Justice Lussier explained that judicial immunity is generally invoked to defeat liability claims against judges. This means that while judges are civilly responsible for their purely personal acts, unrelated to their judicial responsibilities, they are immune for any act committed in the exercise of their judicial functions. This immunity serves as the cornerstone of judicial integrity and independence—ensuring that, in coming to their decisions, judges are driven solely to find the right result, and are not tainted or distracted by fears they could be sued, especially by powerful parties.

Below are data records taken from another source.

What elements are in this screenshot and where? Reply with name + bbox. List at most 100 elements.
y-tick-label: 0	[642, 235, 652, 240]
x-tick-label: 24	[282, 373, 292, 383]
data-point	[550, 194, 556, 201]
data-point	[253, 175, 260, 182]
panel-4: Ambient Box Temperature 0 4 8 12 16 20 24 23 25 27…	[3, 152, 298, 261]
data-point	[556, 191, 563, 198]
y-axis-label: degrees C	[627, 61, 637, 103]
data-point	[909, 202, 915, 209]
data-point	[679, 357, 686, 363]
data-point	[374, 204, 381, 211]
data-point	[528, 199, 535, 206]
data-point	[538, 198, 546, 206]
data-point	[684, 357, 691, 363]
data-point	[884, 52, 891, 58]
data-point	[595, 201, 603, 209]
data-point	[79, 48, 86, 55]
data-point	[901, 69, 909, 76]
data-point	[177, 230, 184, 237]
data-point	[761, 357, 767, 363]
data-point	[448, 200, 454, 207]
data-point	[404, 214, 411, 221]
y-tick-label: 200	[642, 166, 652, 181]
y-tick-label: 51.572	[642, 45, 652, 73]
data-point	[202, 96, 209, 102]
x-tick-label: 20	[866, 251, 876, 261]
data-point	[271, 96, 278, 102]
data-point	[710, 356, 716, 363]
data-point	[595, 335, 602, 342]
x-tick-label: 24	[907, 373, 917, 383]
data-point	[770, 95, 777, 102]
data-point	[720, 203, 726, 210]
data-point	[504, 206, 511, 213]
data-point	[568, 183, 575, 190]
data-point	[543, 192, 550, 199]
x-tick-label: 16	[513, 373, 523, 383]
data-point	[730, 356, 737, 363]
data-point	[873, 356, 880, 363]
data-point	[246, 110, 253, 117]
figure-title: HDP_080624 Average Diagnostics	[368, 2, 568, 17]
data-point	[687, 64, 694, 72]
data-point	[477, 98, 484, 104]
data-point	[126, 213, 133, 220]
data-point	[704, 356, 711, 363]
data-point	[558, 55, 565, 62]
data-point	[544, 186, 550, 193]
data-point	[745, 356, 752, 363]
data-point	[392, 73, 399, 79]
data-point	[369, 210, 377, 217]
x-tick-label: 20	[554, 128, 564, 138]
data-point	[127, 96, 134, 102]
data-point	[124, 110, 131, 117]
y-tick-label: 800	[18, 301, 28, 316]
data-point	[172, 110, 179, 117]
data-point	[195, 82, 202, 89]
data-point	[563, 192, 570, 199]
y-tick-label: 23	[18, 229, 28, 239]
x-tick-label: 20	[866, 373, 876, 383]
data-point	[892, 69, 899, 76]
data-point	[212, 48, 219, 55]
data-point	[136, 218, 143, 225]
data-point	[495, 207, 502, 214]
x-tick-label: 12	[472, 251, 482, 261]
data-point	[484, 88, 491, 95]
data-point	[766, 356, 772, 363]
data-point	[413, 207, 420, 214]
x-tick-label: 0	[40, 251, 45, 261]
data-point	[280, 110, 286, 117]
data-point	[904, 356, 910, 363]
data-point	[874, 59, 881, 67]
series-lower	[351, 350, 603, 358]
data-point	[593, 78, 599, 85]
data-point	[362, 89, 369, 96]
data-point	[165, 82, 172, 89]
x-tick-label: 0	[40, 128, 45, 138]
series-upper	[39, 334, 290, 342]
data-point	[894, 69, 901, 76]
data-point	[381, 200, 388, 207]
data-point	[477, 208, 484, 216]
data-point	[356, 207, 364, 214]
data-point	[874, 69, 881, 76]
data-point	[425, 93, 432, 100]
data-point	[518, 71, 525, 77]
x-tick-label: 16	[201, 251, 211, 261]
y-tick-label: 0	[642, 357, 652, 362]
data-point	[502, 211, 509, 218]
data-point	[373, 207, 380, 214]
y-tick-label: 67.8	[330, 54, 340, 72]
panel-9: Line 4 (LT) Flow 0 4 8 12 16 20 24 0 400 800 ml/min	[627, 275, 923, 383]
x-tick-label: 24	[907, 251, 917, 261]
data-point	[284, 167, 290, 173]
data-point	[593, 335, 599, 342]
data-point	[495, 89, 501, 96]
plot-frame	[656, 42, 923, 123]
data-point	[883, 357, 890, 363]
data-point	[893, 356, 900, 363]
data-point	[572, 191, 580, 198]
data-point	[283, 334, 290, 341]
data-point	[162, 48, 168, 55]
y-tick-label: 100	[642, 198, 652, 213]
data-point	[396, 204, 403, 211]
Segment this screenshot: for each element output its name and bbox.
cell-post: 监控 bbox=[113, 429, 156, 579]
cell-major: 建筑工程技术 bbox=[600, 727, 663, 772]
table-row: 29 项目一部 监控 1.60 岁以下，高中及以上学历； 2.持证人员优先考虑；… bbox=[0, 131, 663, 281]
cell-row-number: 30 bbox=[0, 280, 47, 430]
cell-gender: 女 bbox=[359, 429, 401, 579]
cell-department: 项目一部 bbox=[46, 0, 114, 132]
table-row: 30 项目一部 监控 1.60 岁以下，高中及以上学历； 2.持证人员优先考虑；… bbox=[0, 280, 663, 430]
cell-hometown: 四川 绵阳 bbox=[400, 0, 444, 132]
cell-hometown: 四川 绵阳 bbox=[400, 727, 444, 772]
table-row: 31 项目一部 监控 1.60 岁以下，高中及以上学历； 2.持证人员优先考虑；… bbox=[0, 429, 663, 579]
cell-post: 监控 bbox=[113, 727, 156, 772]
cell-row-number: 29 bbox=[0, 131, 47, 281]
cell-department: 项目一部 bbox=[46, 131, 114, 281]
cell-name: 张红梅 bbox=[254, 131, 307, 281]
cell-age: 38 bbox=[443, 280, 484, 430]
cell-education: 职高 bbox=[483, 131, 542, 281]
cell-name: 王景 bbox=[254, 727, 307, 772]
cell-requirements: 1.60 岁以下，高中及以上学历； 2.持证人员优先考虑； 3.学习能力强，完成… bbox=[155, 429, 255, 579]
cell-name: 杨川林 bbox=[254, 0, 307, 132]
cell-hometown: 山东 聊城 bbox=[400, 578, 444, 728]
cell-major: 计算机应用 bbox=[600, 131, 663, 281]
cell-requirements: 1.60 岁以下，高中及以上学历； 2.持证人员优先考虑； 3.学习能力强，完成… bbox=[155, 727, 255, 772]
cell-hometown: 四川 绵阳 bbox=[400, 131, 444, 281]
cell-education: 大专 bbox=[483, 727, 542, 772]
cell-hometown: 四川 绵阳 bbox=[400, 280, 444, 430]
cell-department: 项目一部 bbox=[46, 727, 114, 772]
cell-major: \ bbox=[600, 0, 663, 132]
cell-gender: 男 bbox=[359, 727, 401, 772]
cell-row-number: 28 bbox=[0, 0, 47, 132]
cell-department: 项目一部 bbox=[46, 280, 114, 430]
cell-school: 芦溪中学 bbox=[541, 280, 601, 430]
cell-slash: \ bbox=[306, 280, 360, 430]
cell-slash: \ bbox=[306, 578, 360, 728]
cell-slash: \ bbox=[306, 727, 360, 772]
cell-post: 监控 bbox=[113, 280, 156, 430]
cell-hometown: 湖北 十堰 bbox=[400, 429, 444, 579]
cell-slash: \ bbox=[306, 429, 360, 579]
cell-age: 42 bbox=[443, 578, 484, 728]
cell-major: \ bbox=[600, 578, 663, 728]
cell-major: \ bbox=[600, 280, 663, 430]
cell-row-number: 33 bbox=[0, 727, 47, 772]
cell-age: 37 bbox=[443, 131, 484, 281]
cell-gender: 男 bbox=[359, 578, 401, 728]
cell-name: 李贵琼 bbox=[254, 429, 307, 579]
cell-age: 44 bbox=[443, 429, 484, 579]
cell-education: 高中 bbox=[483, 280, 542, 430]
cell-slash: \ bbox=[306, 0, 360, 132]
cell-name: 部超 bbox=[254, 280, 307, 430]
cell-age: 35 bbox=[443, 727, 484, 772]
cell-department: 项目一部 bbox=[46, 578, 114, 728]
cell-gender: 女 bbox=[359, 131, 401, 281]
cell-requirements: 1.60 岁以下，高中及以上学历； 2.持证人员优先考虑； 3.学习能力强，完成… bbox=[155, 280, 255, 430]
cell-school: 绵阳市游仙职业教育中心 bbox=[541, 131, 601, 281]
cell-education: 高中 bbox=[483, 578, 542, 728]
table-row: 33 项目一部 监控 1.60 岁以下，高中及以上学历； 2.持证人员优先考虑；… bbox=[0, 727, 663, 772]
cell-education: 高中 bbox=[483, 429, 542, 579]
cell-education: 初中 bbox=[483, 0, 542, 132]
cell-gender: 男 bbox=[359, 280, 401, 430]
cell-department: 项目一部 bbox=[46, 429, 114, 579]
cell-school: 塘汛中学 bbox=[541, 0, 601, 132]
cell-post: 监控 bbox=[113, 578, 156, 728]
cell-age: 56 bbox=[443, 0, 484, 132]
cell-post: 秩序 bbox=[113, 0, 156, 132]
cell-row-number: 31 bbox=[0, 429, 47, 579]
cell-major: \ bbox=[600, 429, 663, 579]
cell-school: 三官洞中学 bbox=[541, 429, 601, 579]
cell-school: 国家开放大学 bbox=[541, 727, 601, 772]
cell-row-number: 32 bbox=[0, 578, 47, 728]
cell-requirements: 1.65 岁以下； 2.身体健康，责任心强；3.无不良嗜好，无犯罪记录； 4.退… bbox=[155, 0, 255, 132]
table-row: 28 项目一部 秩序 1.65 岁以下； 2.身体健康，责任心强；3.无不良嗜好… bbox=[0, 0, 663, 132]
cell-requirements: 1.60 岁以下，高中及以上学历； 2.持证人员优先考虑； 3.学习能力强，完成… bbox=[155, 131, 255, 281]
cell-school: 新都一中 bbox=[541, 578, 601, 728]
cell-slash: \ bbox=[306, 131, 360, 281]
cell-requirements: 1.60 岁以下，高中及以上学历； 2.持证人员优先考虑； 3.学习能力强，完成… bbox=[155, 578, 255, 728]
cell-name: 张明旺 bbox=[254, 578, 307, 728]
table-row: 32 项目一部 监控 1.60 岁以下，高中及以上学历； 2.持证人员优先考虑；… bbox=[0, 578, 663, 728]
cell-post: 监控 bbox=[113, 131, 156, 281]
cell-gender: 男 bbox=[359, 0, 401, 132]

Judicial immunity also protects a judge from being compelled to testify as a witness in relation to the exercise of their judicial functions. Mr. Malo argued that Judge Synnott could be questioned about the comments he made as a lawyer, since they wee unrelated to his judicial responsibilities. It is well-accepted that judicial immunity does not shield judges from professional acts before they ascended to the bench, nor from actions taken in their capacity as ordinary citizens.
Justice Lussier found that Judge Synnott acted in a judicial capacity when ruling on Mr. Malo’s request for disqualification. He found that the decision of whether to recuse oneself is part of the exercise of judicial power. It is at the heart of the judicial process and one of the prerequisites for exercising a judicial function. In this way, Justice Lussier reasoned that judges cannot be questioned or cross-examined on the reasons they relied upon to either recuse themselves or not.
Justice Lessier held that in a challenge to a judge’s impartiality, it is up to the party asserting bias to establish the grounds for disqualification based on extrinsic evidence. The judge cannot be compelled to establish them—even if the facts preceded his ascension to the bench. The judge is expected to respond to these criticisms in his judgment. Justice Lussier stated that:
“ The judge cannot be treated as an ordinary witness with regard to his function as judge, at the risk of jeopardizing his independence and, thereby, his impartiality, which is at issue in this case.)”
Accordingly, the summons was quashed.
It is common for an arbitrator’s Terms of Reference to contain a term that provides that the arbitrator has the same immunity as a judge of a provincial superior court. Even without such a term, there is some authority for the concept of arbitral immunity in Canadian law. For example, in Flock v. Beattie, 2010 ABQB 193, the Alberta Court of Queen’s Bench held that “[i]n the absence of fraud or bad faith, an arbitrator enjoys immunity from civil liability”. Moreover, arbitral immunity is a matter of public law “because of the similarity of arbitration to the judicial function” (at para. 17-18, 20; see also: Alexander v. Neville,  OJ No 969 (ONSC) at para. 36-37).
When read with these cases, the Chartrand decision provides a useful extrapolation with respect to the compellability of arbitrators in relation to the exercise of their arbitral functions, especially in ruling on challenges to their own impartiality. In other words, there would be strong arguments against the ability to compel an arbitrator to give evidence on facts relating to a challenge to disqualify based on an alleged apprehension of bias. Interestingly, the Court in Chartrand observed that although judges have been commonly criticized for things outside of their judicial function, including family ties, political or professional friendships, public or previous positions, and the involvement in certain files as a lawyer, they have not been subject to cross-examination in any of these cases (at para. 38-39).